Closed Bug 855591 Opened 10 years ago Closed 10 years ago

Support "T push" syntax on trychooser

Categories

(Release Engineering :: General, defect)

defect
Not set
normal

Tracking

(Not tracked)

RESOLVED FIXED

People

(Reporter: justin.lebar+bug, Assigned: sfink)

Details

(Keywords: sheriffing-untriaged, trychooser)

Attachments

(1 file, 2 obsolete files)

It would be really nice if trychooser.pub.build.mozilla.org/ supported building "T pushes", such as

> try: -b do -p all -u all[x64] -t none

If we made the default |-b do -p all -u all[X]| where X is the platform with the fewest pending tests, we might save /a lot/ of cycles.
The current default is to run nothing at all, so I don't think the default should be changed.  Exposing it would still be worthwhile and might save some cycles.

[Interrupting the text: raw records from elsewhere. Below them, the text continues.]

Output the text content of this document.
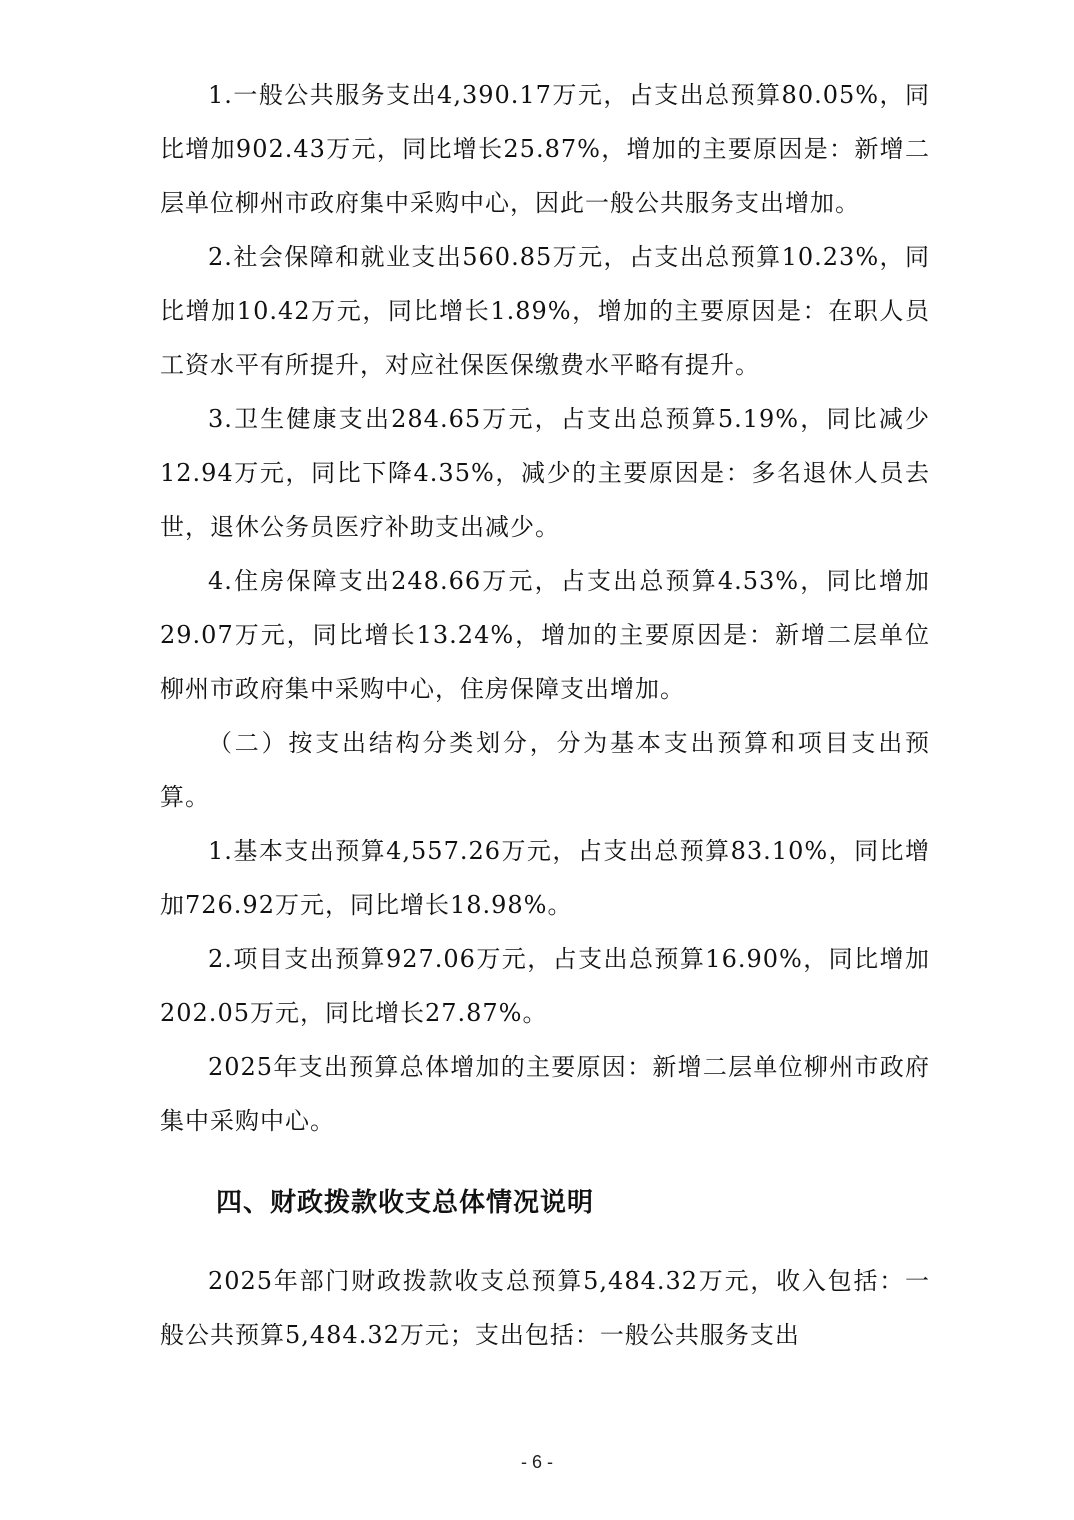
1.一般公共服务支出4,390.17万元，占支出总预算80.05%，同比增加902.43万元，同比增长25.87%，增加的主要原因是：新增二层单位柳州市政府集中采购中心，因此一般公共服务支出增加。

2.社会保障和就业支出560.85万元，占支出总预算10.23%，同比增加10.42万元，同比增长1.89%，增加的主要原因是：在职人员工资水平有所提升，对应社保医保缴费水平略有提升。

3.卫生健康支出284.65万元，占支出总预算5.19%，同比减少12.94万元，同比下降4.35%，减少的主要原因是：多名退休人员去世，退休公务员医疗补助支出减少。

4.住房保障支出248.66万元，占支出总预算4.53%，同比增加29.07万元，同比增长13.24%，增加的主要原因是：新增二层单位柳州市政府集中采购中心，住房保障支出增加。

（二）按支出结构分类划分，分为基本支出预算和项目支出预算。

1.基本支出预算4,557.26万元，占支出总预算83.10%，同比增加726.92万元，同比增长18.98%。

2.项目支出预算927.06万元，占支出总预算16.90%，同比增加202.05万元，同比增长27.87%。

2025年支出预算总体增加的主要原因：新增二层单位柳州市政府集中采购中心。

四、财政拨款收支总体情况说明

2025年部门财政拨款收支总预算5,484.32万元，收入包括：一般公共预算5,484.32万元；支出包括：一般公共服务支出

- 6 -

While I'm nitpicking, this should really be called a "turnstile push":  http://en.wikipedia.org/wiki/Turnstile_%28symbol%29.
> The current default is to run nothing at all, so I don't think the default should be changed.  
> Exposing it would still be worthwhile and might save some cycles.

I meant the default on trychooser.  Presumably if you're there you want to run something.
(In reply to Justin Lebar [:jlebar] from comment #2)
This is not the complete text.